Intanto nel Paese dilaga la psicosi, e
in molti stanno annullando la prenotazione per la seconda dose del vaccino: defezioni in massa tra gli insegnanti.
Vaccino AstraZeneca: il lotto sospetto distribuito in diverse regioni
A poche ore dall'
allarme lanciato dalla Danimarca, che ha denunciato l'insorgenza di una serie di effetti collaterali legati alla coagulazione del sangue, anche l'Italia fa i conti con un
lotto "sospetto" del vaccino AstraZeneca: in Sicilia ne sono arrivate 20.500 dosi, di queste ne sono state somministrate 18.194. Le rimanenti 2.306 dosi sono state bloccate", ha confermato l'assessore Razza.

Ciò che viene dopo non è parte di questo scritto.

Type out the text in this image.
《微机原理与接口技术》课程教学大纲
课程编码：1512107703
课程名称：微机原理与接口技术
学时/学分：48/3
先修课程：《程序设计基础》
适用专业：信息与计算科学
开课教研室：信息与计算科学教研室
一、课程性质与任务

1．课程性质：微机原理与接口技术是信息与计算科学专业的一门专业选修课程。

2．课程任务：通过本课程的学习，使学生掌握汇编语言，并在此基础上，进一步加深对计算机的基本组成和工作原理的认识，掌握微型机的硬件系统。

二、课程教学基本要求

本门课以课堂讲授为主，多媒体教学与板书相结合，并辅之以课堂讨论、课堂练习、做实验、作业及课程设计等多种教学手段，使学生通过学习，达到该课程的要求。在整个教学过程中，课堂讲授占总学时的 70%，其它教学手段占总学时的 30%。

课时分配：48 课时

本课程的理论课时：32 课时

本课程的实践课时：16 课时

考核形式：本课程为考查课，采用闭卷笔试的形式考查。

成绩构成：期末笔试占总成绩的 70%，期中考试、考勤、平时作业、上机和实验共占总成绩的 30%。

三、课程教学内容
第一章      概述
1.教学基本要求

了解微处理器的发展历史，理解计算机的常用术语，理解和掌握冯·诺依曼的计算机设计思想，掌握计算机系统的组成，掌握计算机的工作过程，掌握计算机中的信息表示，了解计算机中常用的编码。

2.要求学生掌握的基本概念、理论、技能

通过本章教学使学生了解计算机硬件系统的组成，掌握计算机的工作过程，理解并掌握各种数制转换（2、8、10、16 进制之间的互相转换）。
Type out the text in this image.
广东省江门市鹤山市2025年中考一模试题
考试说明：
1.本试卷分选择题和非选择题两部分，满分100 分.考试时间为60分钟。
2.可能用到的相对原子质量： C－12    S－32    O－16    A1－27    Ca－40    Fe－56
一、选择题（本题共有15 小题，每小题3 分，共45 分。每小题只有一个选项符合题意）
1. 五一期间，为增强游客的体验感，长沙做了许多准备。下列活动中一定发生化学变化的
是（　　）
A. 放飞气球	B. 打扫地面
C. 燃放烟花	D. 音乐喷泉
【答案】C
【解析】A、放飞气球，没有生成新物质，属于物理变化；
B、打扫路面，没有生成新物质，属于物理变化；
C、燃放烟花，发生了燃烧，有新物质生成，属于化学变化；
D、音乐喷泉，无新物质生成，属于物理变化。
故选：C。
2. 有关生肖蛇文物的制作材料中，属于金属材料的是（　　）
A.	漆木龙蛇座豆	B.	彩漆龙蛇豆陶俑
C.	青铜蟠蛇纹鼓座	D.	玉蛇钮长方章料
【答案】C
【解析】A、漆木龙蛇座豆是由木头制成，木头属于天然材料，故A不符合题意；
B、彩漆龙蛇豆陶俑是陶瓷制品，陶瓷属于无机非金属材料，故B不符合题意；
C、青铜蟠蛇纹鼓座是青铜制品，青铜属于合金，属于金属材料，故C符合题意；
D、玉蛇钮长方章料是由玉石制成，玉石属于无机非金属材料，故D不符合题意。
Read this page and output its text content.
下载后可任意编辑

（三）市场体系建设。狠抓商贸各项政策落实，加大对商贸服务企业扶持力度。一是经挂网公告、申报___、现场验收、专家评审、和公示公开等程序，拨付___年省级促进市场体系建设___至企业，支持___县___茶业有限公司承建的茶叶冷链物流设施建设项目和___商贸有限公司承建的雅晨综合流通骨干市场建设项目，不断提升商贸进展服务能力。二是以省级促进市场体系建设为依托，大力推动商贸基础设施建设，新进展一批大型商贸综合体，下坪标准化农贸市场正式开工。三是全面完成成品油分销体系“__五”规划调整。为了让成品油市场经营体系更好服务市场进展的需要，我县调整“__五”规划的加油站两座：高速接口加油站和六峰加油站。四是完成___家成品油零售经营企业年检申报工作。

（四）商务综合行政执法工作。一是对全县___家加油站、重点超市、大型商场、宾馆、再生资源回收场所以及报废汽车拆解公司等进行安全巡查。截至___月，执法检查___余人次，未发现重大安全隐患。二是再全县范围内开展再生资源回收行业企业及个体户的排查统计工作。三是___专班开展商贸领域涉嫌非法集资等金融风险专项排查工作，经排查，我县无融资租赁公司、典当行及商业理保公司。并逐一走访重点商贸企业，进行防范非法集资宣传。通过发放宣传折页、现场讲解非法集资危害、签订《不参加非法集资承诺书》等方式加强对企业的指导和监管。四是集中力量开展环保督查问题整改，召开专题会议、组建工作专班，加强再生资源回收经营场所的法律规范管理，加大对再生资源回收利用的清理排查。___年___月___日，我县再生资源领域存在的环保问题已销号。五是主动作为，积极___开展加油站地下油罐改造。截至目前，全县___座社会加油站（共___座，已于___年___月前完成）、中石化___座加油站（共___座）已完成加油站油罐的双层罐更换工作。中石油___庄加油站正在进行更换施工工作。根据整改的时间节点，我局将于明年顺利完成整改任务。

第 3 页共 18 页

Le regioni corrono ai ripari
Oltre che in
Sicilia, in
Molise e in
Emilia Romagna, alcune dosi del lotto Abv2856 sono state rinvenute anche in
Umbria, per la precisione a Orvieto. I Nas hanno sequestrato le fiale della partita sotto esame anche in
Campania,
Lombardia,
Veneto, Puglia, Calabria e
Abruzzo. 1.500 dosi sono state sequestrate nelle scorse ore a
Potenza, dove però non è mai stato utilizzato. 15.743 dosi sono state somministrate in
Toscana, altre dosi sono state ritirate in
Friuli Venezia Giulia. Nella maggior parte dei casi,
le Asl regionali non hanno segnalato reazioni avverse gravi dopo la somministrazione della dose del lotto Abv2856.